Houshmandzadeh's outspoken nature rankles Seahawks fans

RENTON, Wash. -- No one in Seattle will ever confuse T.J. Houshmandzadeh with Steve Largent.

The outspoken Houshmandzadeh is "shocked" with the fuss being made in his first Seahawks season over his angry gestures and comments about not getting the ball enough, in a city where people are used to their star receivers being quiet yet ultra productive -- like Largent. Seattle's Hall of Famer was so understated he wouldn't even spike the ball following any of his 101 career touchdowns.

Declaring "I like myself, man, I really do," Houshmandzadeh said Friday he's been hearing all week from those inside and outside Seahawks headquarters, from former teammates in Cincinnati, even from his two daughters at home.

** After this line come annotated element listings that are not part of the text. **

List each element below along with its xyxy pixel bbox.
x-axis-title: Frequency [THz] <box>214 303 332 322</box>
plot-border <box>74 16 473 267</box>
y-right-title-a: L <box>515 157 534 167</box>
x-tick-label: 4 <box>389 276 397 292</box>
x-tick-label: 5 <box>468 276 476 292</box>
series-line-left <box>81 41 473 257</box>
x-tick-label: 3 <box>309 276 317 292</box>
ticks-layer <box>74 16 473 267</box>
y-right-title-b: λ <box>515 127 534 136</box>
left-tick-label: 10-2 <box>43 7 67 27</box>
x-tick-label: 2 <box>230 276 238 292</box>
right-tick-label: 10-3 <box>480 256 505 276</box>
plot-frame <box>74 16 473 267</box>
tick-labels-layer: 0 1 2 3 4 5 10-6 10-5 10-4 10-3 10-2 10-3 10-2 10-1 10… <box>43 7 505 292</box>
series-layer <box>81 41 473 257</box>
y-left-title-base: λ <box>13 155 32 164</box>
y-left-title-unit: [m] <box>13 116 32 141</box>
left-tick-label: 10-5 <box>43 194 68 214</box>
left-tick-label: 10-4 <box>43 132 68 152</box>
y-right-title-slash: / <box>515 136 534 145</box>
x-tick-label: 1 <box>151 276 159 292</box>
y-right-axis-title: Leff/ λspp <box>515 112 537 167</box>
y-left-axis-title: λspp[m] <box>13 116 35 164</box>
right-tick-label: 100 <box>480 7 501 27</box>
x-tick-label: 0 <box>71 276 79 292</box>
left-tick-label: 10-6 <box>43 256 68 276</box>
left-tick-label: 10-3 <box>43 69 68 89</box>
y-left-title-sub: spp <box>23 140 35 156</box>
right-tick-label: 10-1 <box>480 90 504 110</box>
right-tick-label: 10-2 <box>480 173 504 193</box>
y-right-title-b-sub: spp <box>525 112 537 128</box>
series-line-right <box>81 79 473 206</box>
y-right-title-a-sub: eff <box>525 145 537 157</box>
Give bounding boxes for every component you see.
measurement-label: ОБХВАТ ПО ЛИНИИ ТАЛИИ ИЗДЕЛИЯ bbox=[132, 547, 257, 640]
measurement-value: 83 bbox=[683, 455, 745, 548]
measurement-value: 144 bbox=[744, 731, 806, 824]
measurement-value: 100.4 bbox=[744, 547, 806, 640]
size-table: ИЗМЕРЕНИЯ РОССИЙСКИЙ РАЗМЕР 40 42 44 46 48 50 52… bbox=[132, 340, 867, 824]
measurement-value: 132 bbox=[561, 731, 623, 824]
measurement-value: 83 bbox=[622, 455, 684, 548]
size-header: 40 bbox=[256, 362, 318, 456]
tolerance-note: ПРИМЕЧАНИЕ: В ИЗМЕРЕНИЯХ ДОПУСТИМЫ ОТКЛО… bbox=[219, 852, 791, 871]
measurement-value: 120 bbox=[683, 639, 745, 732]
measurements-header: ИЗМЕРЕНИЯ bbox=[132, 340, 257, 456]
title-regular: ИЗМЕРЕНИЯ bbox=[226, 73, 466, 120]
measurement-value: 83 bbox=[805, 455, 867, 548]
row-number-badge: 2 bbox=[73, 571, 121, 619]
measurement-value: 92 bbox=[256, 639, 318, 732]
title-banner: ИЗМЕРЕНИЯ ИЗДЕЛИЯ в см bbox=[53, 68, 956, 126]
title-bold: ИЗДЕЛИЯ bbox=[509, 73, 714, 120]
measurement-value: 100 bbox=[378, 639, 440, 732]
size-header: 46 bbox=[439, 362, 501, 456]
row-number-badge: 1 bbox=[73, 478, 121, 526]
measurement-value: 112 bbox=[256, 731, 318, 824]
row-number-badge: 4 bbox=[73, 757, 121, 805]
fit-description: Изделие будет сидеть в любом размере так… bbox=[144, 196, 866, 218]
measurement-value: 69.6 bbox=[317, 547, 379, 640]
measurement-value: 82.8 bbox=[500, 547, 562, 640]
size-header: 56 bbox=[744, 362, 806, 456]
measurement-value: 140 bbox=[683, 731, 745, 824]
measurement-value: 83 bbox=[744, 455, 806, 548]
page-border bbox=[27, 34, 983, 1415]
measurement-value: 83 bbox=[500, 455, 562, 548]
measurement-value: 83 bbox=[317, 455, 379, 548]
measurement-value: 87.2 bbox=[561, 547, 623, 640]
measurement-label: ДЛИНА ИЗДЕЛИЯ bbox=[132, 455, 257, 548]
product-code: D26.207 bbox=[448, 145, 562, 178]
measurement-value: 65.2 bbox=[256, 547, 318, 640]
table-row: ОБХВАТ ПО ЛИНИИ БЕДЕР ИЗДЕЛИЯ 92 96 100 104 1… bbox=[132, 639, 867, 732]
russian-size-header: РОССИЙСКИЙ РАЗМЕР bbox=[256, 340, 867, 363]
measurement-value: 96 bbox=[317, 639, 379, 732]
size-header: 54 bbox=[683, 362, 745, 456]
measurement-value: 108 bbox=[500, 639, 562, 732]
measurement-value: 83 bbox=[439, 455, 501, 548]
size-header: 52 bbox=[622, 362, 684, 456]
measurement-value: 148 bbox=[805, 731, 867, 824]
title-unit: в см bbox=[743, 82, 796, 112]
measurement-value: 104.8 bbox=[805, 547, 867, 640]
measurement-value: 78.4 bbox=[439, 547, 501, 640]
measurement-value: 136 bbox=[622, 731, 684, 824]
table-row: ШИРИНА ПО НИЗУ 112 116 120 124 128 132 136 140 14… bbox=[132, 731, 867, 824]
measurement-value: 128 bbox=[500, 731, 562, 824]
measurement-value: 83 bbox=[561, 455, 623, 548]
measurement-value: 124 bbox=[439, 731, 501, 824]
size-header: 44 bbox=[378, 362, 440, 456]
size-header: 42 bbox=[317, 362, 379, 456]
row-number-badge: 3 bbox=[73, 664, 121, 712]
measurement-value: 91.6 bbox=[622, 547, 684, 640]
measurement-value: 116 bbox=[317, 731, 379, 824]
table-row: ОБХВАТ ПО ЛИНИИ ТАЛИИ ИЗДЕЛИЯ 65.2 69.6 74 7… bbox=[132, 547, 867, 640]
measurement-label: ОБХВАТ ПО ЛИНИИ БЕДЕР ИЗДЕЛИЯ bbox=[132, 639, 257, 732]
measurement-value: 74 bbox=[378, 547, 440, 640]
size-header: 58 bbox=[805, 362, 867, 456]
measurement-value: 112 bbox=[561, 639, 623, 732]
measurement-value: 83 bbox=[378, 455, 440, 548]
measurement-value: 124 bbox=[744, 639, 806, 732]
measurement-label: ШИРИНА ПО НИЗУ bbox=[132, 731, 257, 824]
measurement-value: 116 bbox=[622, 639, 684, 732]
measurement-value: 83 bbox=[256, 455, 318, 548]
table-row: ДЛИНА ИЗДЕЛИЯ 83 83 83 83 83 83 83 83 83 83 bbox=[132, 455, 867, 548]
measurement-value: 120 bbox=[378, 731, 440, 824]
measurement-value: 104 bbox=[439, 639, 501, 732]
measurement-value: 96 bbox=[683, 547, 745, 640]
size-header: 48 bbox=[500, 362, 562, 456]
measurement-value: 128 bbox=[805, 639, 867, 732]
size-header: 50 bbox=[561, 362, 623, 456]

Last weekend in Dallas, he angrily gestured toward Matt Hasselbeck to throw the ball with more loft immediately after he tried to zing a ball to the tightly guarded receiver near the Cowboys' goal line in the first quarter.

The discussion between the two players continued at the bench. Both made gestures but did not appear to be arguing so much as explaining themselves.

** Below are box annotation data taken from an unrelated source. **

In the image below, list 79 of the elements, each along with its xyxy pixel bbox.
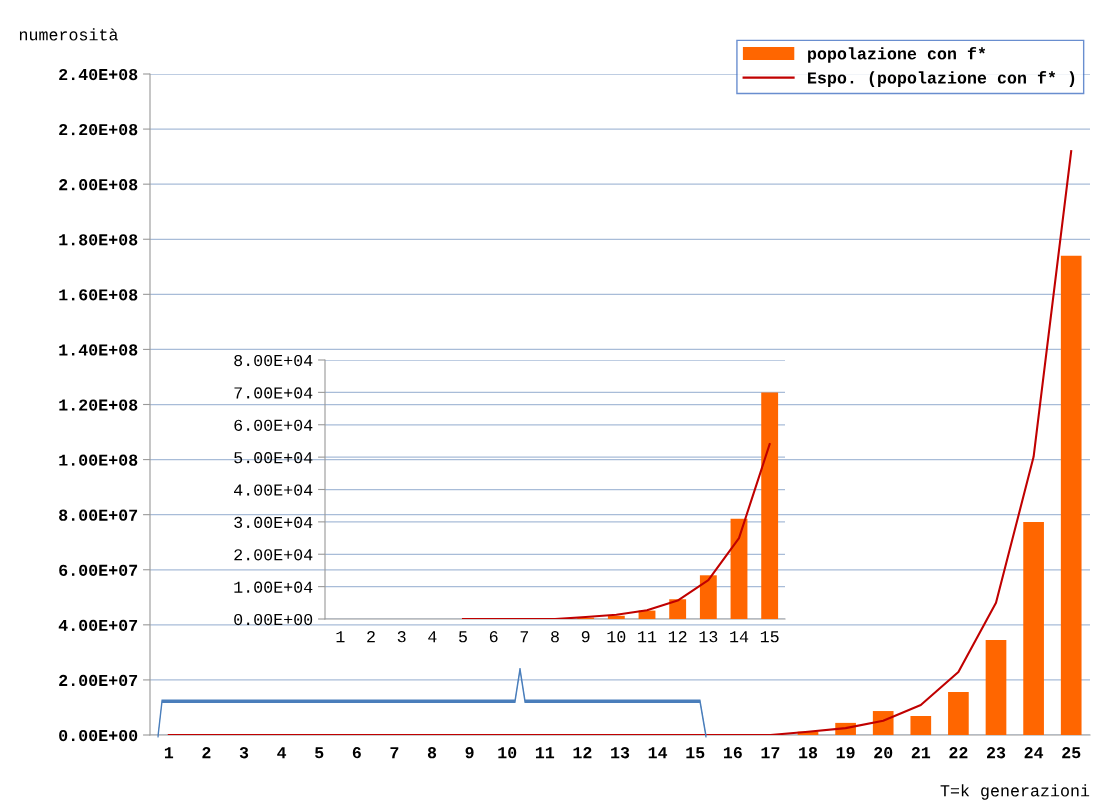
x-tick-label: 8 [551,631,559,643]
x-tick-label: 11 [535,747,555,759]
x-tick-label: 7 [390,747,399,759]
x-tick-label: 13 [699,631,718,643]
y-tick-label: 7.00E+04 [234,387,313,399]
x-tick-label: 7 [520,631,529,643]
legend-label: Espo. (popolazione con f* ) [808,71,1075,87]
bar [1060,255,1082,735]
y-tick-label: 1.40E+08 [59,344,138,356]
y-tick-label: 0.00E+00 [59,729,138,742]
y-tick-label: 8.00E+04 [234,354,313,367]
y-tick-label: 1.00E+08 [59,454,138,466]
x-tick-label: 10 [607,631,626,643]
bar [948,692,969,735]
x-tick-label: 4 [277,747,287,759]
y-tick-label: 3.00E+04 [234,516,313,529]
y-tick-label: 1.20E+08 [59,399,138,411]
y-tick-label: 1.00E+04 [234,581,313,593]
x-tick-label: 3 [239,747,249,759]
y-tick-label: 2.40E+08 [59,68,138,81]
y-tick-label: 2.00E+07 [59,674,138,687]
x-tick-label: 2 [367,631,375,643]
y-tick-label: 4.00E+07 [58,619,138,632]
bar [699,575,717,619]
bar [910,716,932,735]
bar [761,392,779,619]
x-tick-label: 8 [427,747,437,759]
x-tick-label: 14 [648,747,668,759]
x-tick-label: 4 [428,631,437,643]
x-tick-label: 13 [611,747,630,759]
x-tick-label: 15 [760,631,779,643]
x-tick-label: 18 [799,747,818,759]
bar [872,711,894,735]
x-tick-label: 12 [573,747,592,759]
x-tick-label: 5 [315,747,324,759]
y-tick-label: 1.60E+08 [59,289,138,301]
x-tick-label: 9 [465,747,474,759]
x-tick-label: 17 [761,747,780,759]
line-series [167,150,1073,735]
y-tick-label: 5.00E+04 [234,452,313,464]
x-tick-label: 6 [352,747,361,759]
x-tick-label: 15 [686,747,705,759]
x-tick-label: 16 [723,747,742,759]
x-tick-label: 3 [397,631,406,643]
bar [669,599,687,619]
y-tick-label: 8.00E+07 [59,509,138,521]
y-tick-label: 2.00E+08 [59,179,138,191]
x-tick-label: 23 [987,747,1006,759]
y-tick-label: 4.00E+04 [234,484,313,496]
x-tick-label: 21 [911,747,931,759]
x-tick-label: 6 [489,631,498,643]
y-axis-title: numerosità [19,28,118,41]
x-tick-label: 14 [730,631,749,643]
x-tick-label: 2 [202,747,211,759]
bar [1023,522,1044,735]
bar [607,615,625,619]
x-tick-label: 25 [1062,747,1081,759]
x-tick-label: 5 [459,631,467,643]
x-tick-label: 11 [638,631,657,643]
x-tick-label: 12 [668,631,687,643]
x-tick-label: 22 [949,747,968,759]
x-axis-title: T=k generazioni [940,784,1090,800]
bar [730,518,748,619]
y-tick-label: 2.20E+08 [59,123,138,136]
x-tick-label: 19 [836,747,855,759]
legend-label: popolazione con f* [808,47,986,63]
y-tick-label: 6.00E+07 [59,564,138,576]
x-tick-label: 1 [164,747,174,759]
y-tick-label: 0.00E+00 [234,613,313,626]
y-tick-label: 6.00E+04 [234,419,313,431]
x-tick-label: 10 [498,747,517,759]
x-tick-label: 24 [1024,747,1044,759]
y-tick-label: 1.80E+08 [59,234,138,246]
bar [985,639,1007,735]
y-tick-label: 2.00E+04 [234,549,313,561]
x-tick-label: 1 [336,631,345,643]
x-tick-label: 9 [581,631,590,643]
line-series [461,443,771,619]
x-tick-label: 20 [874,747,893,759]
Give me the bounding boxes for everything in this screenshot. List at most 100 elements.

Then in the third quarter, Houshmandzadeh was seen angrily shouting on the sidelines following the end of another possession in Seattle's eventual blowout loss.

The day ended with the NFL's leading receiver the previous three seasons, before he signed a $40 million, five-year contract with Seattle last spring, owning just 35 receptions in seven games -- and with Seattle (2-5) absorbing consecutive losses of 20-plus points for the first time since 2001.

"From what he told me, it didn't affect him, it didn't bother him," Houshmandzadeh said of Hasselbeck. "But I guess other people felt otherwise."

Coach Jim Mora and offensive coordinator Greg Knapp both said they've talked to Houshmandzadeh this week, and that all is well.

"Man, I've been doing that my whole career. Guys from Cincinnati texted me and told me they were surprised it took me until game seven to do it," Houshmandzadeh said of his stomping and griping.

"Whether I was right or wrong -- which, you know, (I was) probably wrong -- it was just the competitor in me. I didn't mean no harm by it. I was just upset by the course of the game, which I would hope everybody is. People express themselves differently, obviously, but it never got this much attention before.

"I'm shocked."

Houshmandzadeh said he felt compelled to approach his three-time Pro Bowl passer this week and tell Hasselbeck: "Br', if I've got a problem with you I will tell you.'

"That's just how I am. I don't send subliminal messages. If I've got a problem with Matt, I will tell Matt. And I didn't have a problem with Matt, at the time. I just wanted the ball. We were losing the game, and it was a big third down. Had we completed it, I would have been fine."

Monday, Hasselbeck said of Houshmandzadeh's fire: "That's kind of his demeanor. There's no issue there. The issue is, we have to complete more passes."

Hasselbeck made a point of mentioning he nominated Houshmandzadeh to be the team's player representative for this season.

Houshmandzadeh sought comfort this week in those who know him best. He talked for an hour on Tuesday with Carson Palmer. Houshmandzadeh said his old Bengals quarterback never had a problem with his antics because Palmer "knew me, knew I was a team guy."

Wednesday, he commiserated with Bengals receiver and friend Chad Ochocinco.

Asked to assess his season, Houshmandzadeh quickly replied, "Oh, terrible."

"People lie. Numbers don't. As of right now, I'm not doing anything. I don't know why it is like that. ... I like myself man, I really do. I feel like I'm always open. And there's times that I'm not open, and I'm supposed to feel like I'm open."

Yes, Houshmandzadeh thinks he should get the ball on every pass play.

"You watch the tape, you'll see the same thing I'm seeing," he said. "That's why I'm optimistic.

"Hey, there's games left. I've just got to build Matt's trust and confidence with me."

This receiver who may be more than the usually staid Seahawks bargained for also had an opinion on his team cutting Edgerrin James, the league's fading active leading rusher who was hugely popular with his new teammates. The move came Tuesday, two days after Mora told his players if he had to fire guys to turn the season around he would.

"It was a shock what happened, the guys who were released, especially 'Edge' because he's just a good dude, you know what I'm saying?" Houshmandzadeh said. "Teams should just have him in the locker room -- even if he can't play, so they think. Just have him in the locker room because he's cool. I mean, he's good for (the) team.

"That's my opinion, and I think that the opinion of a lot of guys. But we've just got to just play."